Сейчас дочь спала, шум в ванной не мешал ей. Девочка отличалась здоровым сном, но во всем остальном была своенравной и упрямой. Она заканчивала третий класс, и Андрей иногда тихо разговаривал по ночам с женой о том, что пройдет еще несколько лет — и характер их дочери, наверное, станет более уравновешенным. Он даже спрашивал об этом научного работника, философа, регулярно читавшего лекции у них на заводе. Философ ответил, что обычно такое поведение — признак сильной воли и что ребенок может несколько стеснить родителей, но зато в итоге добьется в жизни многого. Лектору и в голову не приходило, что, возможно, девочка попросту избалована. Когда он смотрел на грубо очерченные лица мужчин в испачканных спецовках, ему казалось невероятным, чтобы эти люди баловали своих детей.
Андрей собрал и сложил в сумку рабочую одежду, порылся в карманах, проверяя, не забыл ли он талоны для столовой и билеты на автобус, внимательно прочел длинную записку с различными наставлениями, которую жена оставила дочери, наскоро поел и вышел из дому.
В ожидании автобуса он немного рассеялся, но все равно чувствовал себя так, будто ему предстояло улаживать какое-то неприятное дело. Может, это вчерашний лектор заморочил ему голову? Толковал о смысле жизни и прочих серьезных вещах и, — на то он и философ — отклонился в сторону… Забыл, что перед ним простые рабочие. Сказал, например, такое: «Человек должен жить так, чтобы ему казалось — с его смертью мир осиротеет!» Эти слова очень смутили Андрея. Не то чтобы мысль была неясна, но как-то не воспринималась, не мог он почувствовать ее правоту. С детства ему внушали, и сам он не раз повторял привычное: будь скромным, пусть другие тебя оценят… Но в словах лектора была какая-то влекущая сила — глядите, каким может быть человек! Глубокая мысль, даже голова заболела от напряжения… Андрею казалось, что он бы чувствовал себя так же, стоя перед бесконечно высоким зданием: голова все запрокидывается, запрокидывается — без памяти упадешь, а крыши не увидишь… Философия! Наверное, ученые пытаются все осмыслить по-новому, каждый раз придумать новые объяснения; а вот ведь тяжело ему сейчас, и сам он не знает отчего.

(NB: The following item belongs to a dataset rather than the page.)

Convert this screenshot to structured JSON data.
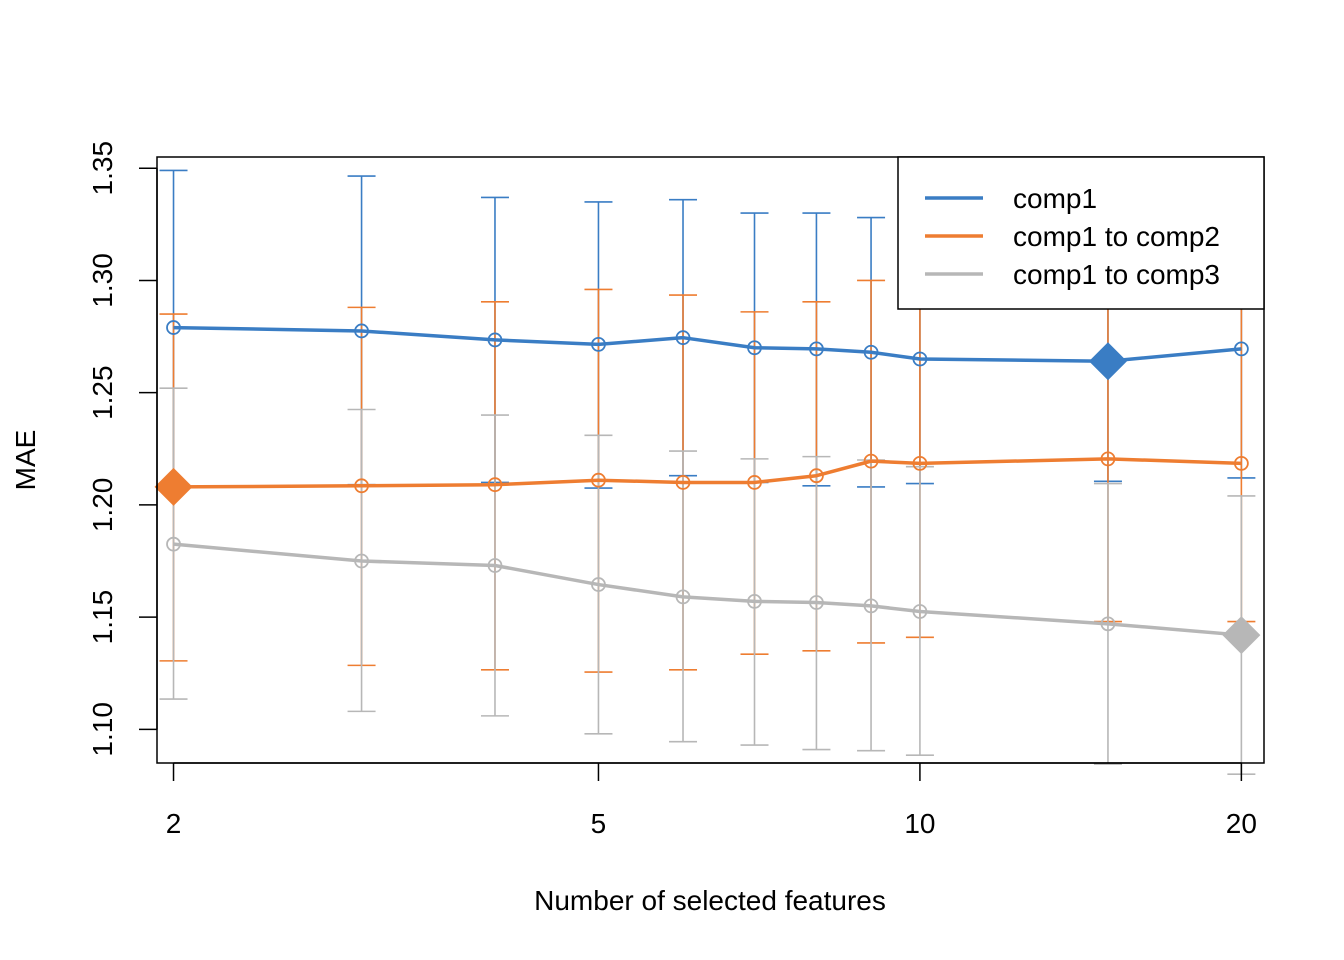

Как добрался до завода, Андрей не помнил, это была серия автоматических движений, автоматических восприятий: две автобусные ступеньки, толчок в спину, теплота прикосновений чужих тел, кислый запах одежды столпившихся людей, две автобусные ступеньки, бодрым шагом — через проходную (независимо от твоей воли ноги будто видят вокруг себя чужие торопливые штанины и подражают им), двадцать ступенек на второй этаж, по-собачьи чуешь свою кабинку-раздевалку, не глядя на номер, входишь, раздеваешься, оставляешь одежду, облачаешься в синие доспехи, запираешь кабинку и никогда не путаешься, хотя она четырнадцатая слева между тремя десятками кабинок-близнецов. Потом начинается дорога в цех — широкое пространство, в котором люди теряются, выглядят маленькими, как бы распыленными, разбросанными, а соленый утренний ветер одаривает тебя силой… Конец минутам размышления, минутам, которые тело так добросовестно предоставляет мозгу, — минутам между домом и заводом.
Андрею необходимы были такие минуты. В это короткое время он отделял действительно дурное от панического страха перед ним, а хорошее очищал от напыщенности, и скопившиеся в памяти еще не осмысленные события обретали смысл. Ему казалось, что он приводит в порядок самого себя.
— Каждый человек нуждается в мгновениях созерцания, — сказал как-то их философ. — Созерцать самого себя и окружающее. Иначе, какой бы яркой ни была его жизнь, тысячи мелочей все равно затопят его. Он никогда не сможет уловить какие-то поворотные моменты, те моменты, когда надо что-то изменить в своей жизни. Жизнь его будут направлять механические толчки извне, а не он сам… Желание задуматься должно возникать перед вами, как те таблички у железнодорожных переходов: «Оглянись, прислушайся и тогда переходи». И вы должны спокойно, не спеша оглядываться, а не бросаться вперед очертя голову, не зная, что вас ждет — тишина или грохот удара.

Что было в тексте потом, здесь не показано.